A lei proíbe a interrupção voluntária da gravidez, exceto quando a vida da mãe estiver em perigo, ou quando a gravidez for resultado de violação ou incesto.

“A vida começa na conceção e temos a responsabilidade, como seres humanos, de fazer todo o possível para proteger a vida desse bebé e da mãe”, disse o governador, em comunicado.

A definição de aborto, de acordo com o texto, não inclui “o uso, prescrição, fornecimento ou venda de pílulas do dia seguinte, ou qualquer tipo de contracetivo ou contracetivo de emergência”.
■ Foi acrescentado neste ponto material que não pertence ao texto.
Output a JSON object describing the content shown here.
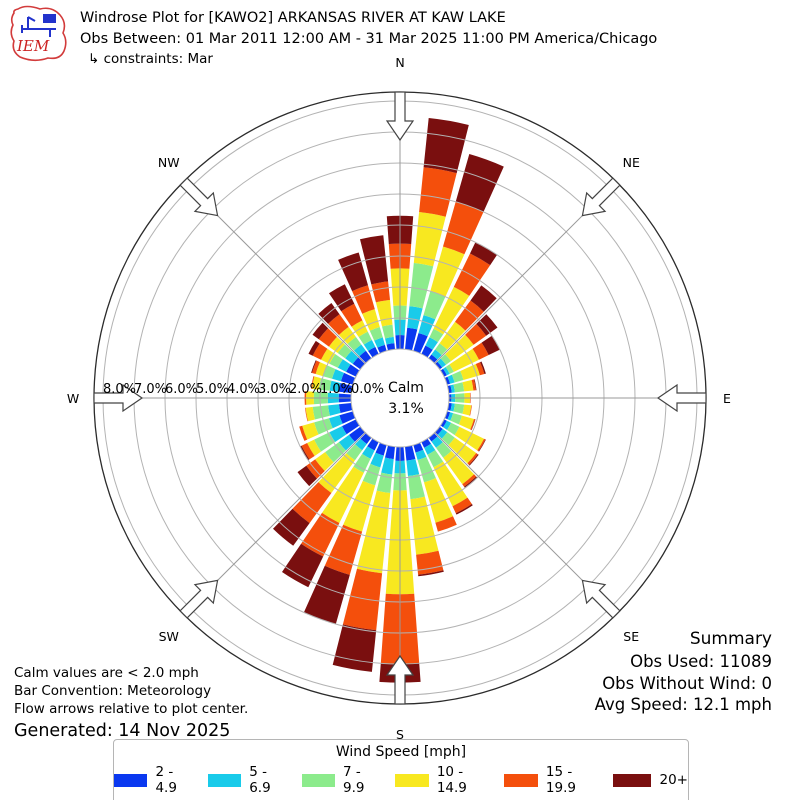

A União das Liberdades Civis norte-americana (ACLU, na sigla em inglês) respondeu, num comunicado, que “ninguém deve ser obrigado a continuar uma gravidez contra a sua vontade” e alertou que a proibição do aborto põe em risco a vida das mulheres, que serão forçadas interromper a gravidez fora do sistema de saúde.

O Oklahoma já tinha uma lei em vigor que, como no vizinho Texas, proibia abortos a partir das primeiras seis semanas de gravidez.

Além disso, outra regra assinada pelo governador em abril, para entrar em vigor neste verão, vai proibir qualquer interrupção da gravidez, exceto para salvar a vida da mãe.

A proibição do aborto em Oklahoma foi aprovada na expectativa de que o Supremo Tribunal dos Estados Unidos, com maioria conservadora, revogue no próximo mês a proteção federal do direito ao aborto.

De acordo com um estudo do centro de pesquisa Pew, divulgado em março, a maioria dos norte-americanos (61%) apoia a proteção legal do direito ao aborto, 8% defendem a proibição total, enquanto 29% consideram que devia ser ilegal, exceto em circunstâncias limitadas.